• veronika-wuyts

    Member
    February 10, 2021 at 6:06 am

    for the moment, the most challenging part is when my husband feels depressed and deeply distressed because of how his life is shortend (even if like all of ALS patients, there is no end date known) and all what he will be missing when he doesn’t want to go yet. I feel powerless and would so much try to get the most out of the time we still have…

    The advantage of being a self employed business coach, is that I can make up free all the time he needs now that he can’t drive anymore. I work from home (not just now with covid) so that makes me mostly always available. I feel because of the stress very limited “bandwith” for work. Doing what I have done the last 10 years, coaching, is a relief and energygiver.

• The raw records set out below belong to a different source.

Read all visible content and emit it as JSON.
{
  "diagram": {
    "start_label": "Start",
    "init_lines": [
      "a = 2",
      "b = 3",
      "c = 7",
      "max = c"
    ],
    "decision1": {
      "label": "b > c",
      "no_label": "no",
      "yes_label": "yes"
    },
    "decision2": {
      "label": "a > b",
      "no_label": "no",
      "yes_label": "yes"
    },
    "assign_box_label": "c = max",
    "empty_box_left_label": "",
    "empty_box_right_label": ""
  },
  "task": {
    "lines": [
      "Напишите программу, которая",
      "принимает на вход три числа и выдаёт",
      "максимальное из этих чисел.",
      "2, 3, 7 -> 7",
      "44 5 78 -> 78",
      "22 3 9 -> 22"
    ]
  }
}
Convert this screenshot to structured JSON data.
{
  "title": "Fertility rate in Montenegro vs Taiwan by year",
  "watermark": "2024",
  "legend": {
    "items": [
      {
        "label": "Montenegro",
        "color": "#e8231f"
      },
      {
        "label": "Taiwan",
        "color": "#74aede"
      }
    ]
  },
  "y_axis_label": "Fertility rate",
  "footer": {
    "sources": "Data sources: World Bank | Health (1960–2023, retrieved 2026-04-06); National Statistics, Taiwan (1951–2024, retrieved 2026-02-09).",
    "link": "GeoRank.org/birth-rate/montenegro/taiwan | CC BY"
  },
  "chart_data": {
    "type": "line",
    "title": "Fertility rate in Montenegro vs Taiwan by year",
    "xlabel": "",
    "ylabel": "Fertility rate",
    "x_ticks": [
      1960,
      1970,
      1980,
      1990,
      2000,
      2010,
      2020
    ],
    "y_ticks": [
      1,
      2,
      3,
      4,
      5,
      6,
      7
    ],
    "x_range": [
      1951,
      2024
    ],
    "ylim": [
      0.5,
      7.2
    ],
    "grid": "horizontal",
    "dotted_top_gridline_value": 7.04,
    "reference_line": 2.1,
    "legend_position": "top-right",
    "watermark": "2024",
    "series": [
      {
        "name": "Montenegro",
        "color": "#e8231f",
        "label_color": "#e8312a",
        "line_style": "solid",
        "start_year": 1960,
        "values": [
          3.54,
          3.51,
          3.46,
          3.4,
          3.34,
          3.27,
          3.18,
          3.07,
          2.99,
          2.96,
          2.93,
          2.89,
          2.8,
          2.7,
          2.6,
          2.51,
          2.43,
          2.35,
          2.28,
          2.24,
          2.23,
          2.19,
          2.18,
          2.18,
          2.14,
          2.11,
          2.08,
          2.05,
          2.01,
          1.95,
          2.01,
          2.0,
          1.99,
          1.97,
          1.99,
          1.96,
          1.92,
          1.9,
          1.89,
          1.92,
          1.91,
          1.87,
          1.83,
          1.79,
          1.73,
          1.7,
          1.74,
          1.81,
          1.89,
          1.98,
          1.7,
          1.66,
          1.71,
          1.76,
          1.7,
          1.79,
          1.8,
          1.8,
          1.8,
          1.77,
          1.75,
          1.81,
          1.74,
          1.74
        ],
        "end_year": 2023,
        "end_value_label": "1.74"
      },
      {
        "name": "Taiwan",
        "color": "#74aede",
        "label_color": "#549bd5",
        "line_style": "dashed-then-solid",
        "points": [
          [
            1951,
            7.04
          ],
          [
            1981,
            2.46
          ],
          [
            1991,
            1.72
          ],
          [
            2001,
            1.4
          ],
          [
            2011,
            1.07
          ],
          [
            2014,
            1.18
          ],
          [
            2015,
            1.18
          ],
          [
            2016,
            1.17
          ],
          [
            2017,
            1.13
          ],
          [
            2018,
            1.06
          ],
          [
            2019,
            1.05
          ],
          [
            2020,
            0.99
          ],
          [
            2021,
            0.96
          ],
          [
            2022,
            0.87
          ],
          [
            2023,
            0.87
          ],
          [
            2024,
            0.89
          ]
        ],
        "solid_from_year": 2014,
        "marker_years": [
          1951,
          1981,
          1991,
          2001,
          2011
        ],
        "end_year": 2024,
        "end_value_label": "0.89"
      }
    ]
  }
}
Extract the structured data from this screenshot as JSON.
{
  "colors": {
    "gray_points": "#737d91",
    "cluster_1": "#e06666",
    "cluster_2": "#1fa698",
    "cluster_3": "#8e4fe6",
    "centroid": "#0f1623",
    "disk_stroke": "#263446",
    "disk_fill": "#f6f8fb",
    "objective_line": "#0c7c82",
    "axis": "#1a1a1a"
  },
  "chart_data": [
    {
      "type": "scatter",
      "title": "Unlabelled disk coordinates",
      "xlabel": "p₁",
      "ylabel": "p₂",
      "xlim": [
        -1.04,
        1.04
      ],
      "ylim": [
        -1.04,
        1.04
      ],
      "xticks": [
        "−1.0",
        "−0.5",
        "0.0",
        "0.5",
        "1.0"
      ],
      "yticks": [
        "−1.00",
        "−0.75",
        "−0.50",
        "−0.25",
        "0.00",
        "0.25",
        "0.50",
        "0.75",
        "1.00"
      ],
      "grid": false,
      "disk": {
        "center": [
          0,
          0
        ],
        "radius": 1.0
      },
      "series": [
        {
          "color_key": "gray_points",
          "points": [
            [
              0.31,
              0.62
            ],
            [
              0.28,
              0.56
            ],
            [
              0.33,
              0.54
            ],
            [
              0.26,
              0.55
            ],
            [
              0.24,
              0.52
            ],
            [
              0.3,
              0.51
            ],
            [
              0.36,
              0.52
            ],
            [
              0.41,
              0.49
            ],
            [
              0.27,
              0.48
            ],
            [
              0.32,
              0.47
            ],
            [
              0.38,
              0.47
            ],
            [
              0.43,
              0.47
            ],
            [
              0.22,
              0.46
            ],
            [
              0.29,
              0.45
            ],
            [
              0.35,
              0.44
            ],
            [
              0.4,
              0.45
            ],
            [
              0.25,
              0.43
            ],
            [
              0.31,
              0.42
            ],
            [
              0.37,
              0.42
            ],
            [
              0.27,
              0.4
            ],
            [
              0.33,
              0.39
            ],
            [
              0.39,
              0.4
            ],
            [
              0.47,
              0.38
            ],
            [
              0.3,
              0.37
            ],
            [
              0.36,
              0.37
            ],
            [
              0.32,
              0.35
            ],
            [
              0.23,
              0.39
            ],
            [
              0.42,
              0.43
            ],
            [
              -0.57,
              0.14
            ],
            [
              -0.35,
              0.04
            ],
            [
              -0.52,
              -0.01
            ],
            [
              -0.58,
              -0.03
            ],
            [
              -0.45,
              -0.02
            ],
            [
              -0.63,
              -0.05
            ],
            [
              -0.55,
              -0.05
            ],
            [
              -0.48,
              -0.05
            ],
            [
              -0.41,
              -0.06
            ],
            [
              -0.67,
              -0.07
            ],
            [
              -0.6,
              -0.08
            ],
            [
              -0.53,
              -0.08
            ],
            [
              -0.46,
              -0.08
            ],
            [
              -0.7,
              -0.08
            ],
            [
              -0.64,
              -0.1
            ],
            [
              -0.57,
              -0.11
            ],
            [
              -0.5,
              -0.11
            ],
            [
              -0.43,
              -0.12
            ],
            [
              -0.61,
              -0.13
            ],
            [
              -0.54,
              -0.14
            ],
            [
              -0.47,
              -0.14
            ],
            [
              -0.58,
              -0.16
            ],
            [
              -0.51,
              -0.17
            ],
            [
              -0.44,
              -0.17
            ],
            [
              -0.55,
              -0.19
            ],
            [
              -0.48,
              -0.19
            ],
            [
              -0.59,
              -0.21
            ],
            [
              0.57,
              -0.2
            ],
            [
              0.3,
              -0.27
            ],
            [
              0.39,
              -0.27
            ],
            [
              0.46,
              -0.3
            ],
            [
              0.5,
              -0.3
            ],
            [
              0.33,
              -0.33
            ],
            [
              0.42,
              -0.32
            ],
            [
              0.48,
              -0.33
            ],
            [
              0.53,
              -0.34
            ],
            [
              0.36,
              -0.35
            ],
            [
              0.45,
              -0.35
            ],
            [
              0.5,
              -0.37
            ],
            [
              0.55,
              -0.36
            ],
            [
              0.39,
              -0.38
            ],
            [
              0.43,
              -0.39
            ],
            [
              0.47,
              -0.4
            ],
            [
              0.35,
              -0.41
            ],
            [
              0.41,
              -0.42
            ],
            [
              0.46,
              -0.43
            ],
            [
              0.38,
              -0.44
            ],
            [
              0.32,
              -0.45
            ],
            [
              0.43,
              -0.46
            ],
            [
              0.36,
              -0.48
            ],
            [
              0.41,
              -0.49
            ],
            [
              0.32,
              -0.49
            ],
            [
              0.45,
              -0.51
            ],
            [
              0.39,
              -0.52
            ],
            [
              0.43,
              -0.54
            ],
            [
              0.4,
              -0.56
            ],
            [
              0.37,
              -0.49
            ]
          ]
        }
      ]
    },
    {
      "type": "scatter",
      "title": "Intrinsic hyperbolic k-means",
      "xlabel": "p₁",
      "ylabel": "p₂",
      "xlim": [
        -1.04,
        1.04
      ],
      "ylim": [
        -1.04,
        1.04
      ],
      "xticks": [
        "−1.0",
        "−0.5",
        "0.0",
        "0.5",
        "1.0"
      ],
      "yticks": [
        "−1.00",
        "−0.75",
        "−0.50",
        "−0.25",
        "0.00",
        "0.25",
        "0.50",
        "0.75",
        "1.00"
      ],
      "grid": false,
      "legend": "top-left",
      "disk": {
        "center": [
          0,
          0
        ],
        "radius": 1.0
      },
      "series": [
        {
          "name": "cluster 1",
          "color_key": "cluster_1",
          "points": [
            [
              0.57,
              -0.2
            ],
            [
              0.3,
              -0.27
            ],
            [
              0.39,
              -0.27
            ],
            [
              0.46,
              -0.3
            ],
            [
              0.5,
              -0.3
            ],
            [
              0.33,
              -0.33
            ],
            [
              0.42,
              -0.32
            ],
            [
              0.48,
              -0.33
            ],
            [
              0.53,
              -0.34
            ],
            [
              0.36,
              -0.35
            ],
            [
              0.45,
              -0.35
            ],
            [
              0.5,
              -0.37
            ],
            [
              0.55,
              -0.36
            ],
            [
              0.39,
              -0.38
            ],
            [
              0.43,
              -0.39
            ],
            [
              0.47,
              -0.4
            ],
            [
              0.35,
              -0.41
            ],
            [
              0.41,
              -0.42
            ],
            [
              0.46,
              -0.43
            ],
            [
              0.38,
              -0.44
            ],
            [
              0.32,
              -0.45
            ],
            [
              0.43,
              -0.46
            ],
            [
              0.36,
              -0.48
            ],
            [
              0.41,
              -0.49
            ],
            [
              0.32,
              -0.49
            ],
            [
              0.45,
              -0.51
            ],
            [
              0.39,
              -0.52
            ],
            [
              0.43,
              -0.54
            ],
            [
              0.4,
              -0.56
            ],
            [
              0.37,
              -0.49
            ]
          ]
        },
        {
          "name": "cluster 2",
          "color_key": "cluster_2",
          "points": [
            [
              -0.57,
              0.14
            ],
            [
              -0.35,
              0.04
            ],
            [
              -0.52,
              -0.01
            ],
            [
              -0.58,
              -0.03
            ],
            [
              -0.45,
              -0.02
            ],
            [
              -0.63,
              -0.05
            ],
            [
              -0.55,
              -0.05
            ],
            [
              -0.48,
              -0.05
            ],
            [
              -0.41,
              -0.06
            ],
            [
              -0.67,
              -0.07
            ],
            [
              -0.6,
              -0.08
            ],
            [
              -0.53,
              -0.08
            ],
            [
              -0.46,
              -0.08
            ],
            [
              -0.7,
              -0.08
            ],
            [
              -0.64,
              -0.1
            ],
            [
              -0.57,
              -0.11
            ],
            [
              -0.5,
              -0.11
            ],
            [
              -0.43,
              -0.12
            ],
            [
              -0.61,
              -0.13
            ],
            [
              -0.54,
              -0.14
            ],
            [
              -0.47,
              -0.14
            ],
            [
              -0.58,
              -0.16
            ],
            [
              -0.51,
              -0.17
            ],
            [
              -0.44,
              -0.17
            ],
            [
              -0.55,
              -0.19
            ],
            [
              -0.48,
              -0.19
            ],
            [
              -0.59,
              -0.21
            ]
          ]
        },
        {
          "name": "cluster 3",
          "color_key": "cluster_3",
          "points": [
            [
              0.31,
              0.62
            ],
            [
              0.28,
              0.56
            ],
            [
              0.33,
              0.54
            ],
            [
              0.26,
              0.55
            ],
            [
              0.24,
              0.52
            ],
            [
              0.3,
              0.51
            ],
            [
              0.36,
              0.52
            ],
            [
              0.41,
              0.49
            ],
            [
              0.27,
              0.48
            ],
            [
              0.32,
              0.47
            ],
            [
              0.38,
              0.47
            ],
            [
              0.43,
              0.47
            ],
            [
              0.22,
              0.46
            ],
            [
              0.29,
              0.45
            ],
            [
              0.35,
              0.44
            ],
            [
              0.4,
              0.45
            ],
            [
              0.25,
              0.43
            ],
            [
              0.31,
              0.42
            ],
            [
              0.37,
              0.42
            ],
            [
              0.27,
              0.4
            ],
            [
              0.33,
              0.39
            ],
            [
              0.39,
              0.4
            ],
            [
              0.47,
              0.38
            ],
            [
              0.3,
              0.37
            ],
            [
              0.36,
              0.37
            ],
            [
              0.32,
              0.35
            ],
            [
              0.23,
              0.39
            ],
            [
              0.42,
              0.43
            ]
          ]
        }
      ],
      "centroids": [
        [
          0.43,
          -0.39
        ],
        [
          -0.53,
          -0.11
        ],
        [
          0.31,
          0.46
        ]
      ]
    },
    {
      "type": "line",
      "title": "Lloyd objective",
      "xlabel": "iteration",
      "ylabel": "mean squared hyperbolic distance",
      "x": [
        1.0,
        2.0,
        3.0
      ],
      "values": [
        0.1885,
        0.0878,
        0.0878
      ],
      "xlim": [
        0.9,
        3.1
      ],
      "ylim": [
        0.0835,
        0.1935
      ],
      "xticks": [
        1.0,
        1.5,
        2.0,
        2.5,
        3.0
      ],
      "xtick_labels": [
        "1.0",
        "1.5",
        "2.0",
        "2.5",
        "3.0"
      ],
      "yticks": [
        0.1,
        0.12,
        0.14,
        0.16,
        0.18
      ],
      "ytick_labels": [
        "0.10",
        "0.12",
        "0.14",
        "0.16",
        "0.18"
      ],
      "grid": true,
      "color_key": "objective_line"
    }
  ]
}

Having to do new things like learning all the online stuff asks so much more energy, which I not really have now.

    how do I try to help myself:

    – I try to take time out for myself when the weather is fine enough and go for a bike ride on my new e-bike, which I love

    – talk with friends who are there for me. That works best when they reach out first. I find it difficult to start first.

    – I also see a psychologist every 2 weeks.

    – monthly ostheopathy therapist or shiatsu session

    – write in my my diary

    – we already looked into all the possible help tools so we know it doesn’t stop necessarily when his bodypart stops doing what needs to be done.

    that is what I try to do now… we are almost 1 year into diagnosis and 20 months in to onset. His arms are more and more affected (right arm about useless, just the hand, but fingers also weaker every day) right arm gets worse too. Impact on eating, dressing, washing, no driving anymore, Voice gets worse…

    For the moment we still manage without extra tools or external help.

    • Amanda

      Member
      February 16, 2021 at 9:00 pm

      Veronika, you have posted such good information! It is understandable and normal for your husband to feel depressed and distressed.  I hope he is able to focus on good things most of the time.  I know that is very difficult for pALS, understandable.

      I think you are showing great strength and knowledge about how to take care of yourself and others.  I wish we all would see a professional when we have life changing stressors. I know that isn’t everyone’s go to way to deal with stress, I just believe very strongly in mental healthcare.

       

  • jenm

    Member
    February 18, 2021 at 4:02 pm

    Hi I am new here.

    My PALS is my mom. She lives alone still and my daughter and I are in the basement suite to be close and help when and however we can. I work full time and also help my grandpa who also lives alone at 95 years old.

    I find the hardest part not being able to look ahead and be as proactive as I would like to be. My mom was diagnosed in October 2019 and is in denial. she went from we are giving everything away to deciding it’s not ALS it’s lyme. Lyme isn’t as bad because it’s treatable. I see the progression and want to take action to meet the next step instead of waiting until it hits and then scrambling to find solutions. My mom however insists she is going to get better, and even tells my daughter (16) that by spring she will be walking again.

    Our house isn’t wheelchair accessible. We had a stairlift put in and she is kind of getting around a little with a walker, but I know that won’t be for much longer. As she is currently unable to step up even a few inches she is no longer able to get in and out of the house at all and we are having ramps installed. Just a stopgap though as I don’t know how we would do the lift into a chair at the top or bottom of the stairs…

    She manages all my grandpas finances and is his executor and I am afraid of what will happen to him when she can no longer manage. She is not willing to discuss any of this and I am feeling at such a loss. I understand she is losing so much and has a need to maintain what control she can but I don’t know how to cope with all this either.

    My mom can no longer cook for herself so I have been busy trying to stock her freezer with ready cooked meals. It means after working all day I have come home and spent hours cooking, trying to get ahead of the need. Even when she finally does allow home health to come in they won’t cook, only heat food up. I just wish she would let them come and start helping.  She has been falling more, and as I said I work full time, last time she was on the floor for 2 hours before I found her.

    My mental health is struggling. I am doing the best I can but it just never really feels like enough. how do you find the balance?